Gathered at a local museum, village leaders performed a special ceremony to pay respect to their deity known as Prayataenluang in asking for peace and prosperity for all villagers.
“We have our own language, a language which includes 39 characters… we have our own distinct hairstyle and vibrant clothes which are different to other regions in Thailand. We have our own set of rules, and way of life. More importantly, we are loving, humble and very honest people. All ethnic groups regardless of where they are from should have this particular standpoint and unity,” said Thanom Kongyimlamai, a local wisdom bearer.
The clothing that the Thai Song Dam wear are mainly dark colours, such as black or dark blue, with women’s hair specifically tied up in a high bun, as well as a scarf which describes their own status. The various activities enable the youth to get to learn more about one another.

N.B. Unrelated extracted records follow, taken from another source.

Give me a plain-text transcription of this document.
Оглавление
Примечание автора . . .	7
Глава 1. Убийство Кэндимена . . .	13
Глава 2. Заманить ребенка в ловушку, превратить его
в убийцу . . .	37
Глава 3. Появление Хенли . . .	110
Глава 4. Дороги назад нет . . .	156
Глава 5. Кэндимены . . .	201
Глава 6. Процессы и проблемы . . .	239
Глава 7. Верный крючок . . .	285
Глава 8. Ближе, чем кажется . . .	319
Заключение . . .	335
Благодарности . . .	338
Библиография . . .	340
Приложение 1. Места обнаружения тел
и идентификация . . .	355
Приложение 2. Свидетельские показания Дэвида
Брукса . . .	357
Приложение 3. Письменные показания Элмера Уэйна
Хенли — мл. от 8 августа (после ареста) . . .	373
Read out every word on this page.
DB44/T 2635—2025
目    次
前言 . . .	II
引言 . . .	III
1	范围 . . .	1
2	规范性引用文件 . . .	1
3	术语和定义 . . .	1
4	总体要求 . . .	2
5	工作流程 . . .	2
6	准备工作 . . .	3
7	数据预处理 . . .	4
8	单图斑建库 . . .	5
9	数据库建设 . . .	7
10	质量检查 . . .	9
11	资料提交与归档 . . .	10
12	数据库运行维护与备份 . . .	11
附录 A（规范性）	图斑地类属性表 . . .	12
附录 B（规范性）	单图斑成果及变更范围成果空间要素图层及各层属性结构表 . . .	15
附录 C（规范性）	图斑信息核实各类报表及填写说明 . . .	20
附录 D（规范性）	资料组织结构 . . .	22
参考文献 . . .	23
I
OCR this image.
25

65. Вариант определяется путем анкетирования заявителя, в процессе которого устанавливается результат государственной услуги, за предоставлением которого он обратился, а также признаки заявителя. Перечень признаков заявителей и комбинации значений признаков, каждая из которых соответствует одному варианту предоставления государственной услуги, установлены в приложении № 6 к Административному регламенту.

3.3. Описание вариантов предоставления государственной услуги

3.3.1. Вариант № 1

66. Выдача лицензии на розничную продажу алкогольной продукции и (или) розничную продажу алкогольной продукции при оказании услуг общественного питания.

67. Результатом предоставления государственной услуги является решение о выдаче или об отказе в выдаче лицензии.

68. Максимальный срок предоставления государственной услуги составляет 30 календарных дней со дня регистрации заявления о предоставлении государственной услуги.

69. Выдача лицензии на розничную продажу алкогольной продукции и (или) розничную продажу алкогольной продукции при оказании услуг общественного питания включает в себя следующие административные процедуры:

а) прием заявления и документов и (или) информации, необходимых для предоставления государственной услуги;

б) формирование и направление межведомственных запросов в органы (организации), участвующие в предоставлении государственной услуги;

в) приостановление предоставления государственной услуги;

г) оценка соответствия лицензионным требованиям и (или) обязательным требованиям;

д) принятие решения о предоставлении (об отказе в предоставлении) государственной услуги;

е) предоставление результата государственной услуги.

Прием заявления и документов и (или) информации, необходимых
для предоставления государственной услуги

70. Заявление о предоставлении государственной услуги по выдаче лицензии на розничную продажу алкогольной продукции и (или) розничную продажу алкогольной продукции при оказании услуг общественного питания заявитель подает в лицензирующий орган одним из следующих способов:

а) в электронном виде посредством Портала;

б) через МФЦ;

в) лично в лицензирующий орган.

“We are very concerned about how this ethnic minority group will be able to withstand the changing currents of modern trends and globalization. We’re worried about this issue and will try to incorporate local culture into the educational curriculum. We have our own language, way of life as well as culture, which I believe has brought us to this day,” Panas Luanmuang, chief of Nong Prong Subdistrict Administrative Organisation.
Although ethnic groups are always posed with a challenge to maintain their own sense of identity amid an ever-changing world, the ethnic Thai Song Dam are a great example of how traditions passed on for over hundreds of years can still be beautifully performed even in the midst of our globalised era.